I do not like talking to him on the phone because I sense that I am being recorded, and he expects an answer immediately. He also has a way of getting information from me that I feel is really none of his business, but I have been intimidated because of the fact that he always takes me to court when he doesn't get his way. He uses the lie, "I don't get my parenting time" to get me to court. Am I obligated to speak to him on the phone, and how do I define ,"Need to know basis" when it comes to our kids so that I am not giving him information about my private life, ie job, weekend plans, etc. XXX-XXX-XXXX. Cynthia MacReynolds
Submitted: 7 years ago.
Category: Parenting
Expert:  danny541 replied 7 years ago.
Hello and welcome to Just Answer!

You are never obligated to talk to him on the phone at all! Let him know it is time to stop intimitating the kids and yourself, that if it continues, you will report it to the court, or don't tell him at all and just do it!
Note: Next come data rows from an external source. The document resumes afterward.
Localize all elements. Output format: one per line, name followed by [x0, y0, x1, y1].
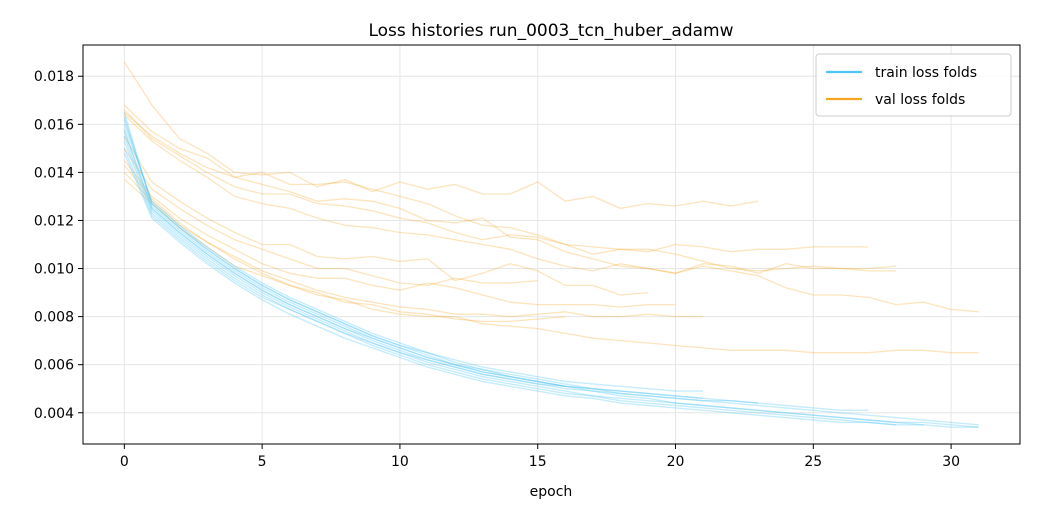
train-loss-line [123, 136, 924, 426]
train-loss-line [123, 148, 979, 428]
val-loss-line [123, 109, 896, 272]
val-loss-line [123, 61, 759, 210]
x-tick-label: 5 [258, 454, 267, 470]
train-loss-line [123, 152, 897, 426]
val-loss-line [123, 164, 979, 354]
train-loss-line [123, 140, 566, 387]
x-tick-label: 20 [667, 454, 685, 470]
train-loss-line [123, 116, 704, 399]
x-axis-label: epoch [530, 484, 573, 500]
val-loss-line [123, 160, 676, 308]
series-layer [123, 61, 979, 428]
train-loss-line [123, 124, 704, 392]
train-loss-line [123, 128, 979, 426]
y-tick-label: 0.016 [34, 117, 74, 133]
y-tick-label: 0.018 [34, 69, 74, 85]
x-tick-label: 30 [942, 454, 960, 470]
legend: train loss folds val loss folds [815, 53, 1012, 117]
val-loss-line [123, 114, 979, 313]
legend-val-label: val loss folds [875, 92, 965, 108]
x-tick-label: 10 [391, 454, 409, 470]
val-loss-line [123, 179, 566, 323]
x-tick-label: 15 [529, 454, 547, 470]
plot-frame [82, 44, 1021, 445]
legend-train-label: train loss folds [875, 65, 977, 81]
val-loss-line [123, 148, 538, 287]
val-loss-line [123, 135, 649, 296]
legend-frame [815, 53, 1012, 117]
train-loss-line [123, 131, 759, 404]
val-loss-line [123, 171, 704, 318]
y-tick-label: 0.010 [34, 262, 74, 278]
train-loss-line [123, 119, 979, 428]
grid-layer [83, 45, 1020, 444]
x-tick-label: 0 [120, 454, 129, 470]
y-tick-label: 0.004 [34, 406, 74, 422]
y-tick-label: 0.006 [34, 358, 74, 374]
y-tick-label: 0.008 [34, 310, 74, 326]
train-loss-line [123, 112, 869, 411]
y-tick-label: 0.012 [34, 213, 74, 229]
y-tick-label: 0.014 [34, 165, 74, 181]
x-tick-label: 25 [804, 454, 822, 470]
val-loss-line [123, 104, 869, 255]
x-axis: 0 5 10 15 20 25 30 [120, 444, 960, 470]
y-axis: 0.004 0.006 0.008 0.010 0.012 0.014 0.016 0.018 [34, 69, 83, 422]
chart-title: Loss histories run_0003_tcn_huber_adamw [368, 21, 733, 41]
val-loss-line [123, 111, 897, 274]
You are only to talk to him about things that effect the kids, not about any of your private life, tell this to the kids too. If he refuses to stop, report him to children services or an agency child advocate to make sure he understands he is harming his children by making them tell him private things that are in your house, and about your new husband.

Let him know if its about the kids something it is something that concerns him, you will call him, otherwise, don't call.

If you have called ID and a answering machine, let him leave messages, if its important, call him back, if its not ignore it.

As long as you are complying with the children visitation, the court will see that he is just being an aggravation, and will stop it!